The lack of support centres in India meant that the aircraft had to be flown to the Netherlands for maintenance checks. All these decisions made by Mr. Maran showed his lack of experience within the airline Industry. Another major factor was the rising fuel prices complemented by the discounted fares which SpiceJet offered. This had a huge impact in its profit sheet. Between October 2013 and September 2014, the company faced losses of Rs 928.9 crore. During the period July to September 2014, the company made losses of Rs 310 crore. All this despite the fact that global oil prices even fell during the period. On December 18, 2014 the airline had been forced to stop its operations as fuel companies decided to cut Spicejet off of their fuel supplies as Spicejet was no longer paying. To make matters worse, Spicejet staff had also gone on strike as the company had not paid their salaries. At this time founder of SpiceJet Mr. Ajay Singh decided to take over the airline and make it profitable again.

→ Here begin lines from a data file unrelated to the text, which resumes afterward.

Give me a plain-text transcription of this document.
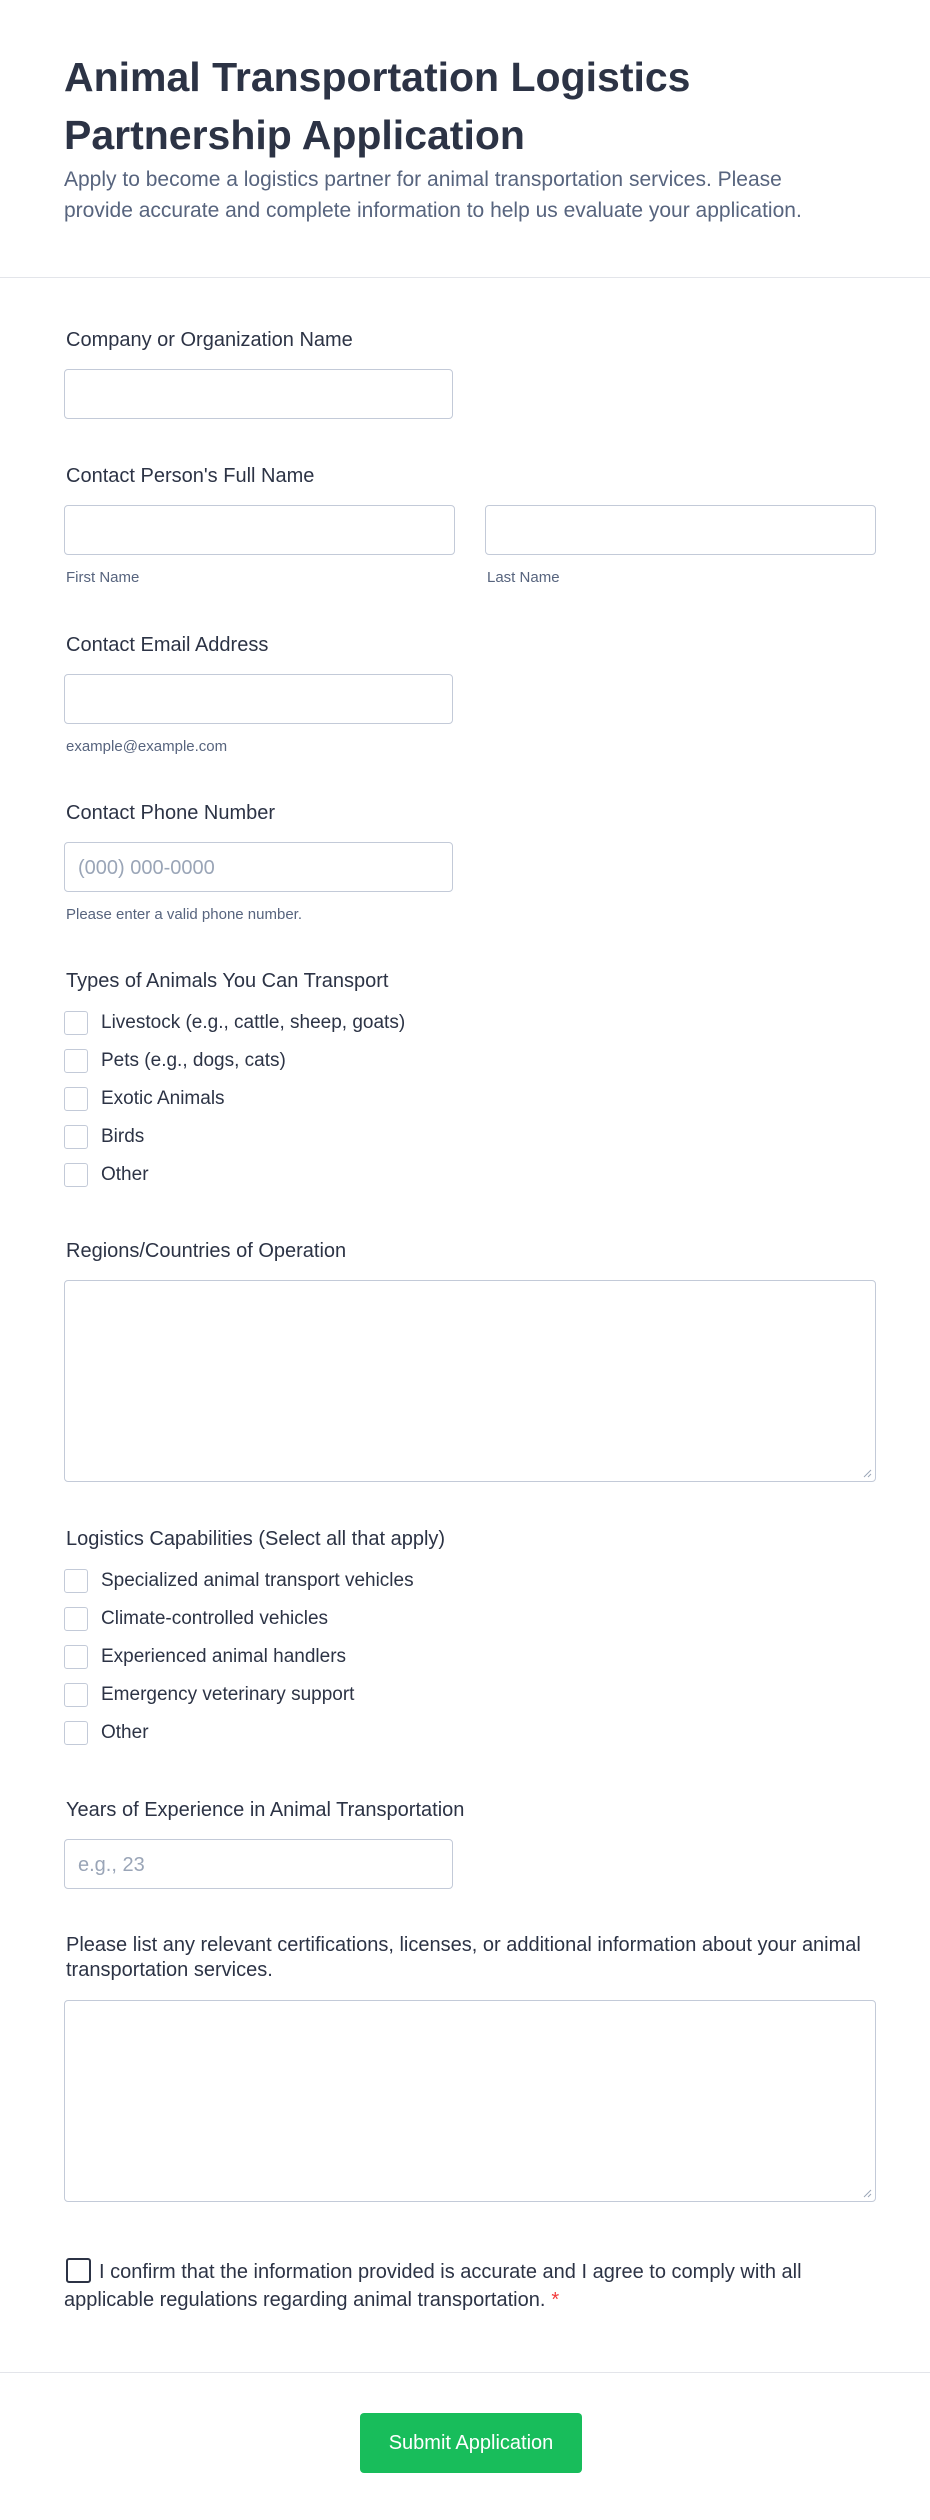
Animal Transportation Logistics Partnership Application

Apply to become a logistics partner for animal transportation services. Please provide accurate and complete information to help us evaluate your application.

Company or Organization Name
Contact Person's Full Name
First Name	Last Name
Contact Email Address
example@example.com
Contact Phone Number
(000) 000-0000
Please enter a valid phone number.
Types of Animals You Can Transport
Livestock (e.g., cattle, sheep, goats)
Pets (e.g., dogs, cats)
Exotic Animals
Birds
Other
Regions/Countries of Operation
Logistics Capabilities (Select all that apply)
Specialized animal transport vehicles
Climate-controlled vehicles
Experienced animal handlers
Emergency veterinary support
Other
Years of Experience in Animal Transportation
e.g., 23
Please list any relevant certifications, licenses, or additional information about your animal transportation services.
I confirm that the information provided is accurate and I agree to comply with all applicable regulations regarding animal transportation. *
Submit Application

His first priority was to get in talks with Civil Aviation minister and DGCA to try to convince them remove the restriction for selling tickets (as the DGCA had barred SpiceJet from selling tickets for travel date of more than 30 days). One of the main factors which supported SpiceJet in its revival time was the fuel rate; SpiceJet paid Rs2,410 crore to oil firms in 2014-15 but only Rs1,392 crore in 2015-16, a drop of 42%.
Mr. Ajay Singh allowed some senior staff from Mr. Maran’s era to leave but retained old-time loyalists who had helped him launch the airline in early 2005. His hands-on approach led to the gradual improvement in market share, passenger load factor (PLF, or the number of seats sold as a percentage of seats available) and financial performance of the airline. He also kept a very simple work culture and had kept his doors open for senior officials to discuss issues and to take decisions on the go. Mr Ajay Singh was a savior of SpiceJet and today this airlines profit is a testament to his knowledge and approach.